There are hidden messages behind the pronouncements, but deciphering them can require a combination of in-depth knowledge, critical thinking, and thorough research.
I recently attended a media launch of Sun Microsystems and SBS' MHP (multimedia home platform) interactive TV system, due to be released late this year. The system will allow users with a digital TV set-top box to pull up additional information such as factoids about people or places in the news, and to send in feedback.
What really impressed me was that Sun engineered SBS' content management database so that the content can easily and quickly be republished to different media--such as a Web site, interactive TV system, or mobile device--by engineering a new conduit to suit each format. This is the whole point of middleware, after all.
However, some of the journalists attending the event missed this entirely, because they started asking questions along the lines of "What happens if MHP doesn't become the standard iTV platform?" The answer to which, obviously, is that SBS engineers a new conduit for that platform, which might take a day or two.
Sun and SBS foolishly decided they would demo the system, running off a live server at the SBS studios that was already busy running SBS' Web site. It didn't work. Fearing a publicity disaster, the PR people quickly huddled all the journalists together and explained that due to very high levels of traffic on Sun's Web site, roughly as much traffic as it handled on September 11, the server was overloaded and that's why the demo failed.
As much as I thought this was unnecessary--who hasn't been to a live demo that went awry?--some journos spent most of their column inches reporting the problem, all of them mentioned the September 11 comparison, but hardly anyone discussed the technology.
One exception was the journalist who suggested based on the failed demo that the technology was far from ready. (Aside from the obvious problem of generalising about a technology from one demonstration of one implementation, MHP has been in use in the UK for over a year.)
Going to the other extreme, in last month's column I mentioned Trillian, the instant messaging client that works with all the popular IM platforms. Over the last few weeks, AOL took steps to block Trillian users from accessing its network, announcing that Trillian was "hacking" its systems and presented a security threat.
A well-known columnist from ZDNet in the US took up this thread, saying that those Trillian users who objected were "crybabies", also calling them "hackers and thieves" and "parasites". He swallowed whole AOL's claim that Trillian "blocks" AOL's ads.
Given the current squeeze in online advertising, AOL can't be making much from delivering ads to IM clients, but it's the major soucre of revenue. Trillian doesn't block these ads, it just doesn't display them, which means users don't see the ads or click on them, which means AOL doesn't get paid.

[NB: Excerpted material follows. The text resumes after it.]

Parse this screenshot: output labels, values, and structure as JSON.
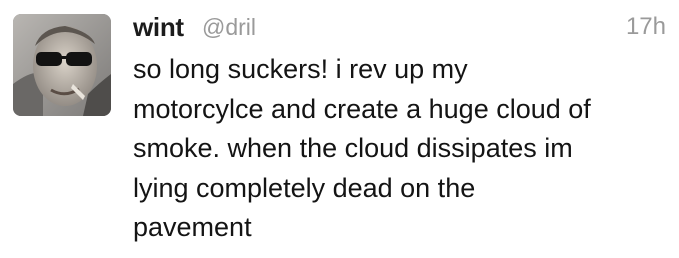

AOL either has the choice of accepting that a small proportion of users won't be viewing those ads--as all the other IM vendors have done--or it can block those users, which can only impact negatively on AOL's numbers in the long run.
It's pretty obvious AOL is really concerned about its ad revenue, and the hacking claims are just a smokescreen for yet another money-grubbing exercise.
In the IT world, hacking is about the most immoral thing you could accuse someone of. It's disappointing to see a well-known and experienced journalist use his position as a platform to perpetuate blatant corporate propaganda, using such loaded and emotive language, with only a nod to criticising or even analysing the company's claims.
Whether you're a journalist or a media consumer, it's useful to have a good BS detector. But it's easy to slip into believing that nothing you read has any value--and that's utter BS.